The Hindu Fevicol that holds BJP’s power duos together: Book Review

The Hindu Fevicol that holds BJP’s power duos together: Book Review

Ahead of the 1996 Lok Sabha elections, LK Advani announced to a BJP meet that Atal Bihari Vajpayee would be the party’s prime ministerial candidate. He did so without even asking Vajpayee for the fear that he might say no. He did so even without consulting the leadership of Rashtriya Swayamsevak Sangh (RSS) knowing all too well that the party’s ideological arm would be hard to convince.

Many years later, right ahead of the 2004 general elections, Vajpayee declared to an unsuspecting crowd, “Na tired, na retired. Advani ji ke netritva mein vijay ki or prasthan.”

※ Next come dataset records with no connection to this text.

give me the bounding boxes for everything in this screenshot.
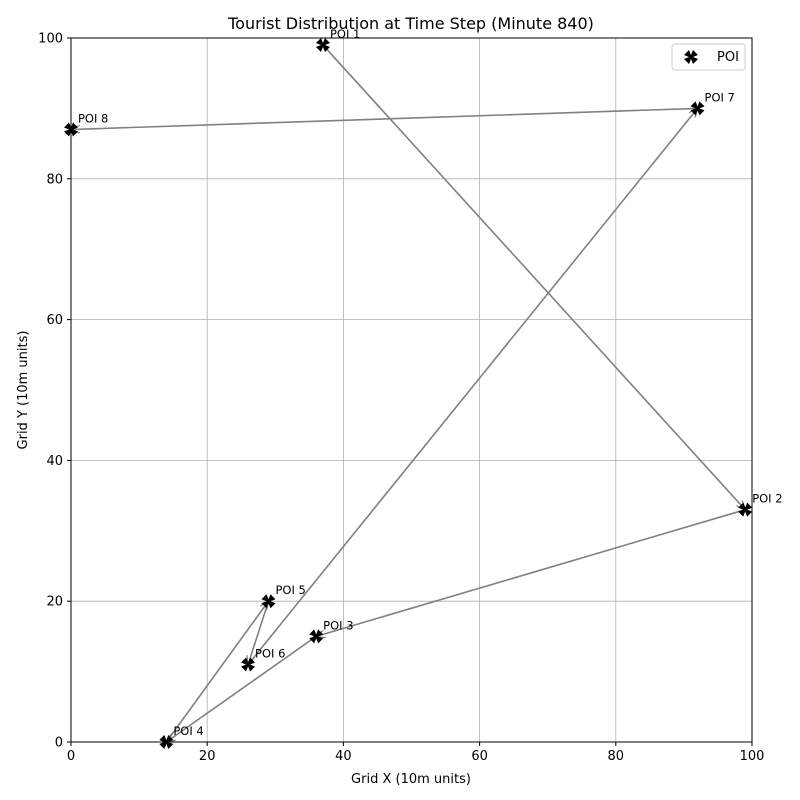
poi-marker — [309, 629, 324, 644]
y-tick-label: 40 — [46, 454, 63, 469]
path-arrow — [71, 107, 698, 129]
path-arrow — [166, 635, 317, 742]
poi-markers — [64, 38, 753, 749]
poi-marker — [64, 122, 78, 137]
x-tick-label: 100 — [740, 749, 765, 764]
poi-label: POI 6 — [255, 647, 285, 661]
path-arrow — [316, 508, 746, 637]
poi-marker — [315, 38, 330, 53]
path-arrows — [71, 44, 746, 743]
poi-label: POI 4 — [173, 724, 203, 738]
poi-label: POI 1 — [330, 27, 360, 41]
poi-labels: POI 1 POI 2 POI 3 POI 4 POI 5 POI 6 POI 7 POI 8 — [78, 27, 783, 738]
poi-label: POI 3 — [323, 618, 353, 632]
legend-label: POI — [717, 50, 739, 65]
poi-marker — [690, 101, 705, 116]
x-axis-ticks: 0 20 40 60 80 100 — [67, 742, 765, 764]
poi-label: POI 5 — [275, 583, 305, 597]
x-tick-label: 40 — [335, 749, 352, 764]
path-arrow — [247, 108, 697, 666]
legend-marker-x-icon — [684, 50, 698, 64]
poi-marker — [159, 735, 174, 749]
poi-marker — [738, 502, 753, 517]
x-axis-label: Grid X (10m units) — [351, 772, 471, 787]
y-tick-label: 0 — [55, 736, 63, 751]
x-tick-label: 0 — [67, 749, 75, 764]
x-tick-label: 80 — [608, 749, 625, 764]
chart-title: Tourist Distribution at Time Step (Minut… — [227, 14, 594, 33]
x-tick-label: 60 — [471, 749, 488, 764]
path-arrow — [248, 600, 270, 664]
y-tick-label: 20 — [46, 595, 63, 610]
path-arrow — [322, 44, 745, 510]
poi-label: POI 8 — [78, 112, 108, 126]
poi-label: POI 2 — [752, 492, 782, 506]
legend: POI — [671, 43, 746, 71]
legend-box — [671, 43, 746, 71]
poi-label: POI 7 — [705, 90, 735, 104]
poi-marker — [261, 594, 276, 609]
path-arrow — [165, 601, 268, 743]
x-tick-label: 20 — [199, 749, 216, 764]
y-tick-label: 100 — [38, 32, 63, 47]
y-axis-ticks: 0 20 40 60 80 100 — [38, 32, 71, 751]
y-tick-label: 80 — [46, 172, 63, 187]
y-tick-label: 60 — [46, 313, 63, 328]
poi-marker — [241, 657, 256, 672]
y-axis-label: Grid Y (10m units) — [16, 331, 31, 450]
plot-frame — [70, 37, 753, 743]
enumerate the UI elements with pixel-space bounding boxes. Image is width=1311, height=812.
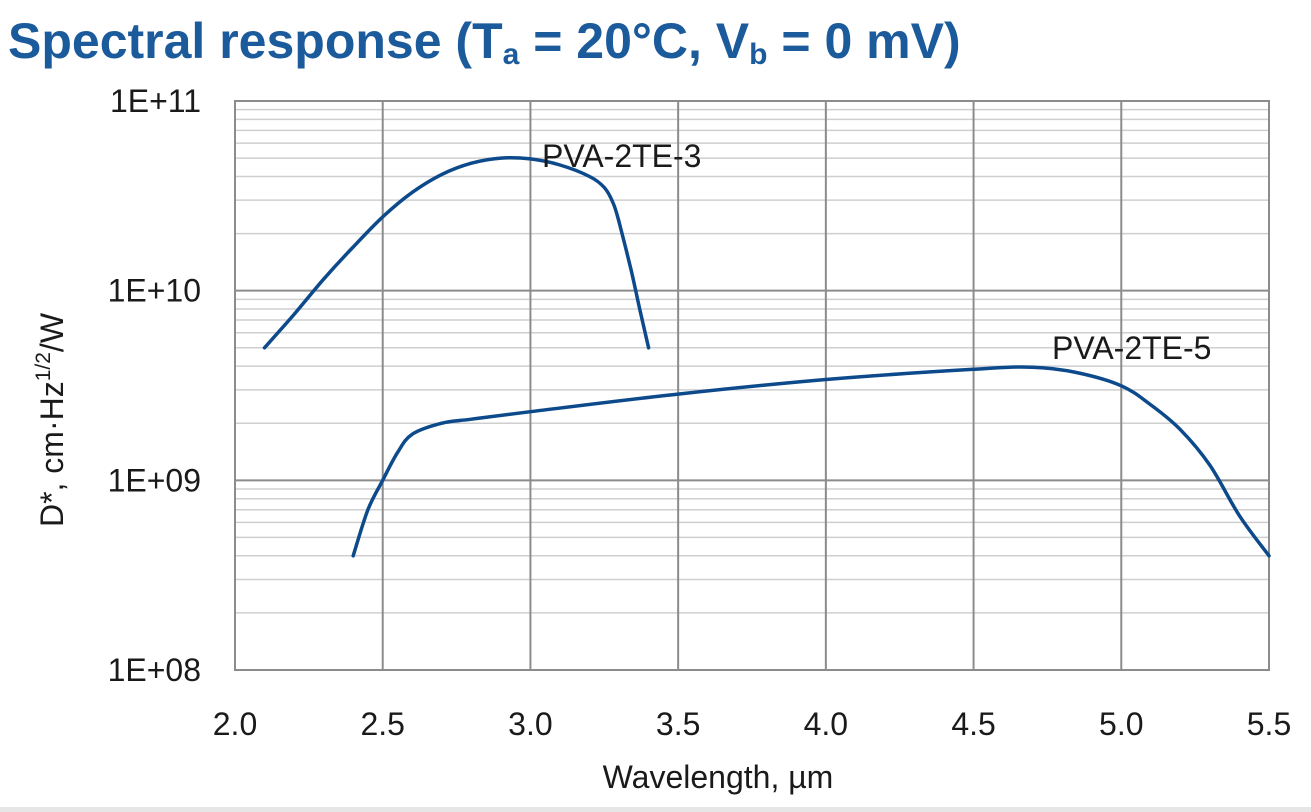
y-tick-label: 1E+09 — [108, 462, 201, 498]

The vijay never came but the two looked convincingly at ease to sacrifice India’s most sought-after chair for each other. A picture-perfect friendship that was anything but perfect. In his book Jugalbandi: The BJP Before Modi, Vinay Sitapati delves into what shaped and then steered this friendship.

More interestingly, Sitapati introduces the readers to the many hurdle races this friendship failed to complete. From watching movies together after electoral losses to spending time at each other’s homes, it was all about living happily till the ever after arrived. At the perch of power, the friendship is put to test and begins to falter – but it never breaks.

Sitapati finds parallels between the camaraderie that Atal and Advani shared and the bond shared by Shyama Prasad Mukherjee and Deen Dayal Upadhyay in the past, and that which exists between Narendra Modi and Amit Shah in the present. Sitapati calls it the Hindu Fevicol.

The secret ingredient of the Fevicol, the author says, is the focus RSS lays on unity in the absence of which “Hindus could be ruled” by Mughals. “The longest-serving head of the RSS, MS Golwalkar, was so obsessed with teamwork that he worried having a ‘blood’ family would distract RSS members from the only cause that mattered: Hindu unity,” Sitapati writes.

RSS members are encouraged to travel and sleep in beds placed close to each other for camaraderie to strengthen. All characters, including the two protagonists of Sitapati’s book, had had their introduction to the Hindu Fevicol.